Nesse contexto, o efeito que dez anos de existência de um dos titãs da literatura, consubstanciados num livro, é espantoso. É tal a impressão que Conversações com Goethe nos últimos anos de sua vida: 1823-1832, de Johann Peter Eckermann, nos causa. O livro, em suas pouco mais de setecentas páginas, possui tantas ideias, sensações e intuições sobre a existência e a arte que sufoca o leitor e, igualmente, o absorve totalmente.
Diálogos
Eckermann, autor da obra, nasceu em 1791, em Winsen, na Alemanha. De origem campesina, modesta, desperta desde cedo o amor à arte, esboçando em cópia uma gravura sobre a mesa da choça onde residia. Desde então, uma sucessão de acontecimentos fortuitos o desviam de um destino obscuro, muito em função de seus dotes artísticos e intelectuais, além da dedicação. Mas o ponto de virada ocorre em 1823 quando envia suas Contribuições à poesia à maior figura literária do país naquela época — e dos anos subsequentes: Johann Wolfgang Von Goethe.
Tem início uma genuína amizade, mas sob as bases de uma relação discípulo/mestre, que se traduz na obra em registros circunstanciais, narrados por Eckermann, de visitas que este faz a Goethe. São relatos ora breves, ora extensos, de diálogos sobre a arte, as ciências naturais e a vida, num estilo despojado e absorvente, em que o leitor subitamente se torna um conviva, junto a Schlegel, Humboldt, Hegel, Zelter, entre outras figuras ilustres da época.

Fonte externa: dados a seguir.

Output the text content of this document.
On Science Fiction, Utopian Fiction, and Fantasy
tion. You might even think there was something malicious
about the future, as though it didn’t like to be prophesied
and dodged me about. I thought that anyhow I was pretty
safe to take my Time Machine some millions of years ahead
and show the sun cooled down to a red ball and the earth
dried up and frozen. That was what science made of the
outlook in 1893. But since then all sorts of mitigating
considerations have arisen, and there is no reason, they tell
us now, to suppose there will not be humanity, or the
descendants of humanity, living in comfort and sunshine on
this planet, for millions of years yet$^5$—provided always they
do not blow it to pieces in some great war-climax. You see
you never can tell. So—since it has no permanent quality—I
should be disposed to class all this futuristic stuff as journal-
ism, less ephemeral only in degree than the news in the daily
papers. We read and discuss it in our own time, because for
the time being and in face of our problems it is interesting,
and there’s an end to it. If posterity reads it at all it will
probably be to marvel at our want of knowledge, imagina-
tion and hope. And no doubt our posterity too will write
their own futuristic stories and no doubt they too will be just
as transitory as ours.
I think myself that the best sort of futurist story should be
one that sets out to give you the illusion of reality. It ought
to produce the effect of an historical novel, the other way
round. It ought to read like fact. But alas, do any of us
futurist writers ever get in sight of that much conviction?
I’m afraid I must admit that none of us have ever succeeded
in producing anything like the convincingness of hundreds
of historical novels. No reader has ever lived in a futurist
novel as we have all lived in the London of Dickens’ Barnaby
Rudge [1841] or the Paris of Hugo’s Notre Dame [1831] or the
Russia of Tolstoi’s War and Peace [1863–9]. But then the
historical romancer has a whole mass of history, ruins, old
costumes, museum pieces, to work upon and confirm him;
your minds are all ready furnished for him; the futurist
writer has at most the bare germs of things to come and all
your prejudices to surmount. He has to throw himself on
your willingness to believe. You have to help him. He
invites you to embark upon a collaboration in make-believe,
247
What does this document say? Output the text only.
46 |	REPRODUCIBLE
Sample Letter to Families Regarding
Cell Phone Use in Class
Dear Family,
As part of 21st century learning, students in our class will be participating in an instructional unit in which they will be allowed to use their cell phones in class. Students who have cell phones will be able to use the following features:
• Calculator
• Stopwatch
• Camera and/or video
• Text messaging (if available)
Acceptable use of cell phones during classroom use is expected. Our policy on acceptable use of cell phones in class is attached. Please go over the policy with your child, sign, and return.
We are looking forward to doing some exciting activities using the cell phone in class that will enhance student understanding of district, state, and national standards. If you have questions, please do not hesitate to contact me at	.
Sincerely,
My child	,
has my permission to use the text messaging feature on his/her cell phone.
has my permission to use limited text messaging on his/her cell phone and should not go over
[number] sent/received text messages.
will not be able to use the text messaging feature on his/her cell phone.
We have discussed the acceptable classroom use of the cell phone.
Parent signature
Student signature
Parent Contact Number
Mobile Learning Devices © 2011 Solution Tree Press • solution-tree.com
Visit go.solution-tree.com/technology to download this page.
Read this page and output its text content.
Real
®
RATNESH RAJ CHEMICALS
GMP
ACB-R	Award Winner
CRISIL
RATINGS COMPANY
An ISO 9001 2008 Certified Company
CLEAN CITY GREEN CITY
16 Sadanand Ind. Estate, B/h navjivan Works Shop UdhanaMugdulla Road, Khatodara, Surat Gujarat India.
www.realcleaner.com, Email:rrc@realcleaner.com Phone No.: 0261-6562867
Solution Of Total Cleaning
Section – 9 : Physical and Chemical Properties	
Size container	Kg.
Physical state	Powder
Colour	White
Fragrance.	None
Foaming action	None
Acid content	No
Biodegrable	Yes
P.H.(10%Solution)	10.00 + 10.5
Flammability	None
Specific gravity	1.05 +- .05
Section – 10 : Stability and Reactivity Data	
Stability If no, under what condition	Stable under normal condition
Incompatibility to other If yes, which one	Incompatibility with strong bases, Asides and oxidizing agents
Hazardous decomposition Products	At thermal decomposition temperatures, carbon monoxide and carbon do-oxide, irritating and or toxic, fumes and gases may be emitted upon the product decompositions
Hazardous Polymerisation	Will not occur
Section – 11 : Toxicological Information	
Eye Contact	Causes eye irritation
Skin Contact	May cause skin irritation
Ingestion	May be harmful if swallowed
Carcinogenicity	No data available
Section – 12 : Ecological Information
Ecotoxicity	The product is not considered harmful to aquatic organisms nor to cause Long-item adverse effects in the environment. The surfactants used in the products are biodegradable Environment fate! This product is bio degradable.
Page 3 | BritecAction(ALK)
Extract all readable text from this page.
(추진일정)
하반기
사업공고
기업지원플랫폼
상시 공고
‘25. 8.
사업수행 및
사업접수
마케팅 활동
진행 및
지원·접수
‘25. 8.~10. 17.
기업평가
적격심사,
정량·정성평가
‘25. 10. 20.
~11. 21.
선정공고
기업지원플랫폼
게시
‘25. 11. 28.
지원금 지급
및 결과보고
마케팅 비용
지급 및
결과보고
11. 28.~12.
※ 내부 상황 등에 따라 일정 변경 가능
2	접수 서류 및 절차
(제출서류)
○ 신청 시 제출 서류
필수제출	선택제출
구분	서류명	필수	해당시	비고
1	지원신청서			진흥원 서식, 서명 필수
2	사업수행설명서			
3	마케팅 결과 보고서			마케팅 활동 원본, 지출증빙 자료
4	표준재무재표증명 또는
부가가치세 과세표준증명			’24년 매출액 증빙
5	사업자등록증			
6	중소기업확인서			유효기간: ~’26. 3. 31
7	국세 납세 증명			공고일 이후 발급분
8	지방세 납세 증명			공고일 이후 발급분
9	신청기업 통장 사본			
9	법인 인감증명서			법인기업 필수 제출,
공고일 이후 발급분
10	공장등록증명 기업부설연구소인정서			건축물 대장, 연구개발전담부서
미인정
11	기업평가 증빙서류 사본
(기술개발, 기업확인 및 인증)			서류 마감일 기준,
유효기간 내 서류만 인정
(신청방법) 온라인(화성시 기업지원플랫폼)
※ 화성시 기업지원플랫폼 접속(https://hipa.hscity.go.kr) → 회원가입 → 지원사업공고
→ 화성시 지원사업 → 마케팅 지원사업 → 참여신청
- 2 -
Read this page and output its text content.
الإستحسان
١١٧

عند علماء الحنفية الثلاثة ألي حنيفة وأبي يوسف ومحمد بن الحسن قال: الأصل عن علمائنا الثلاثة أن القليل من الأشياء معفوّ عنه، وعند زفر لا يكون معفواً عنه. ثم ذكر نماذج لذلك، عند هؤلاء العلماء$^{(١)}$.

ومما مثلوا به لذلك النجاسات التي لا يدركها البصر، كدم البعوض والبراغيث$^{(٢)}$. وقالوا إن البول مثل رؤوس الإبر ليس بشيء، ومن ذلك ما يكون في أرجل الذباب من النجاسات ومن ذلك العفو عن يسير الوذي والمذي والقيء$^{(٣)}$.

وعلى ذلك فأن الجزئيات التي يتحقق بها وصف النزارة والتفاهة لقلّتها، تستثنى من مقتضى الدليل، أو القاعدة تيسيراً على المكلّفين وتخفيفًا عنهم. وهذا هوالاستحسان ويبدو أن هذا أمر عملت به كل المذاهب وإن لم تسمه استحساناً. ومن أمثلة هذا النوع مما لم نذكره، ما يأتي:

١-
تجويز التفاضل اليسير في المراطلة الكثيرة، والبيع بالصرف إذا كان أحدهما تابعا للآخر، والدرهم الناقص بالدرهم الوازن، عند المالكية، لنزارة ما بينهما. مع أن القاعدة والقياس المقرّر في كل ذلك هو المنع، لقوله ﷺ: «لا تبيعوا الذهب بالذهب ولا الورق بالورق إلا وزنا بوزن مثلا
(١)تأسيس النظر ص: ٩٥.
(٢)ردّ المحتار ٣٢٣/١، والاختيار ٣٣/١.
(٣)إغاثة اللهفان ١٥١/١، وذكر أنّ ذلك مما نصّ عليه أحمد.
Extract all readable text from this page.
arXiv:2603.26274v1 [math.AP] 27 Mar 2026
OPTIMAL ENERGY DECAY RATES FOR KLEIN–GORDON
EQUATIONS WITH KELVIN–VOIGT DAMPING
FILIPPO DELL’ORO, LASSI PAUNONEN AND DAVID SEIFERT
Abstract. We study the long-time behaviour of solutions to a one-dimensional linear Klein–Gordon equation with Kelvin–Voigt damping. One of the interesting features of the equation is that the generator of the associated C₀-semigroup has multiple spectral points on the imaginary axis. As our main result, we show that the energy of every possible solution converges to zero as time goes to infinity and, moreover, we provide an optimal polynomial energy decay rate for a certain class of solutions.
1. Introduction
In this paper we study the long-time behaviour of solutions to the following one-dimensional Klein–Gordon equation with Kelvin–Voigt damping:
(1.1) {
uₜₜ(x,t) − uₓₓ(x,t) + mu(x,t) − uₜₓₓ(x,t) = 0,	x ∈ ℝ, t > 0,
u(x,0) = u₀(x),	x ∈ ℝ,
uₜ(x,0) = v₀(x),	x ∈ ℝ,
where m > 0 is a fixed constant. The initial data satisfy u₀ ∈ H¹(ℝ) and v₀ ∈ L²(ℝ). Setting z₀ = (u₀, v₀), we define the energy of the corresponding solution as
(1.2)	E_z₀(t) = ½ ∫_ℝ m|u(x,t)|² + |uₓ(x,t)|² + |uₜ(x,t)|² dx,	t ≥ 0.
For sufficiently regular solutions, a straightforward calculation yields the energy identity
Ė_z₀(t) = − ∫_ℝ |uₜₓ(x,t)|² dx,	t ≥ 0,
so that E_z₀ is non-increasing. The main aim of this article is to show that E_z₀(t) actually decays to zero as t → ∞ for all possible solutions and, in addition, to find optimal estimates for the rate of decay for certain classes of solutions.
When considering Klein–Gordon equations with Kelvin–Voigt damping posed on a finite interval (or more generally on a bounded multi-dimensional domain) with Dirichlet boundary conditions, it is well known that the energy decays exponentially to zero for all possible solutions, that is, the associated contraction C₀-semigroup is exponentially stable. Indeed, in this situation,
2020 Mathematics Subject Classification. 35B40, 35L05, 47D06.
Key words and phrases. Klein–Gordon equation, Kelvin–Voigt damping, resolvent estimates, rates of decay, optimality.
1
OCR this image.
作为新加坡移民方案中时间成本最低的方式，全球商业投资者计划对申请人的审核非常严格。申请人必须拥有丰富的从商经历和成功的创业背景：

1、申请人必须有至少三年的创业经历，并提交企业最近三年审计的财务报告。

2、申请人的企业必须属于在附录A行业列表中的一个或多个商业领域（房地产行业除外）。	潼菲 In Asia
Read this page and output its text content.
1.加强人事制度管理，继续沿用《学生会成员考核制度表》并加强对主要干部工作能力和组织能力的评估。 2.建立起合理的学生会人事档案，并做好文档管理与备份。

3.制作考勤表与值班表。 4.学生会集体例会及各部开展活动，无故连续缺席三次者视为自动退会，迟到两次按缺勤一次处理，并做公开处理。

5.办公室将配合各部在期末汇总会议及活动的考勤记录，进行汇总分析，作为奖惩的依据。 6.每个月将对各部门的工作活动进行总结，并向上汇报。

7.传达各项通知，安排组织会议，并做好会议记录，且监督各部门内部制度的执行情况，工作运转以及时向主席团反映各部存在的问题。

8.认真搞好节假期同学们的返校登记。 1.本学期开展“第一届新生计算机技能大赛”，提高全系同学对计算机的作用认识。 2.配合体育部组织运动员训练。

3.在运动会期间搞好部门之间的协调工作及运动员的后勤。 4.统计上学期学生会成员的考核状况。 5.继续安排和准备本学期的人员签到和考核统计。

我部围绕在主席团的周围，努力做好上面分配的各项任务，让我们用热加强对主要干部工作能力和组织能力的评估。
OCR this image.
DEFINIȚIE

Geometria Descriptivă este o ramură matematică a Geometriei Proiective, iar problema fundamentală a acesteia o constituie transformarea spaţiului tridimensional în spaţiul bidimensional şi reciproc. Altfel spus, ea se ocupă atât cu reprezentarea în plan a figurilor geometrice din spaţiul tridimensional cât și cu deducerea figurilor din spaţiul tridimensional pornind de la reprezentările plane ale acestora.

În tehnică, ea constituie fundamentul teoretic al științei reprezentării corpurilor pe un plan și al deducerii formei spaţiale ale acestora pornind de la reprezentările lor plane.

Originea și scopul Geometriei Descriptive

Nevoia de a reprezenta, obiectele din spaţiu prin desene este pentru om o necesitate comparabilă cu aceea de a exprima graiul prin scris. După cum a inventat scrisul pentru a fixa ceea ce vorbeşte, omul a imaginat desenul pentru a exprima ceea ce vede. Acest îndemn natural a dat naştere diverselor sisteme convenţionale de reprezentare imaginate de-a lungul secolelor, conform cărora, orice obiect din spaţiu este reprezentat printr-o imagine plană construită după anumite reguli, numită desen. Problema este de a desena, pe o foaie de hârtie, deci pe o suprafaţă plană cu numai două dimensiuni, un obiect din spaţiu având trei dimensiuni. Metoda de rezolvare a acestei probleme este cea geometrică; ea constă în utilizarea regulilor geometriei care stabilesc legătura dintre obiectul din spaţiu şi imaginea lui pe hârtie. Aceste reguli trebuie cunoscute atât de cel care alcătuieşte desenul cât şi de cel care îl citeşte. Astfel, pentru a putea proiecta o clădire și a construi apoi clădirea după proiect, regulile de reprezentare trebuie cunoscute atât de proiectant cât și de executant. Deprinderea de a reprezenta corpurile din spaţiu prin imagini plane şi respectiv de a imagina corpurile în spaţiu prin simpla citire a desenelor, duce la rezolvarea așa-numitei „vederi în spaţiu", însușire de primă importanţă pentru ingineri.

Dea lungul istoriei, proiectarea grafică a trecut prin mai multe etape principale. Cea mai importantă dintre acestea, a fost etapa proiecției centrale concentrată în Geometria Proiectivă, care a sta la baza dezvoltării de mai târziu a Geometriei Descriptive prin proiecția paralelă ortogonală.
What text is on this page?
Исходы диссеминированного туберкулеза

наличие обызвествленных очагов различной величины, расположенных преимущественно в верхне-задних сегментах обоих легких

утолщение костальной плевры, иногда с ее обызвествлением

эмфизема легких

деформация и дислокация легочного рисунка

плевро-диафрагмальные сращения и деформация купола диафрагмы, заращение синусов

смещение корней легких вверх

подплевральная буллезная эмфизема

A respeito desses diálogos é possível questionar sua autenticidade, ainda mais considerando a época e suas limitações quanto à forma de registro, além de que Eckermann confessa lançar mão de métodos um tanto temerários, como deixar que o tempo transcorra sobre fatos a fim de despojá-los do que é de pouca monta.
Ainda assim, considerando o testemunho de pessoas íntimas de Goethe, o entrelaçar de registros e missivas da época e, por fim, confiando na devoção de um admirador por seu ídolo, não sobram muitas dúvidas a respeito da obra, não obstante o próprio autor nos chamar a atenção para a subjetividade presente nela:
Mas estou longe de acreditar que a interioridade total de Goethe esteja retratada aqui (…) E assim como em cada circunstância e para cada pessoa ele era um homem diferente, também no meu caso particular posso dizer (…): Este é o meu Goethe.
O escopo da obra
Obviamente, o eixo do livro é essa pedra angular da cultura alemã, e o recorte temporal dele permite ao leitor conhecer um Goethe, dos diversos existentes ao longo de uma existência octogenária. Eckermann nos pinta uma figura serena, quase estoica, embora com um vigor incomum à idade; culto mas generoso, compreensivo mas implacável com o pedantismo, o radicalismo e a desordem social, elementos estes à mercê de sua verve irônica, porém leve. Em síntese, uma figura complexa e nuançada.
Um dos grandes prazeres da obra é ler os escrutínios de Goethe sobre seus contemporâneos, irmãos de profissão.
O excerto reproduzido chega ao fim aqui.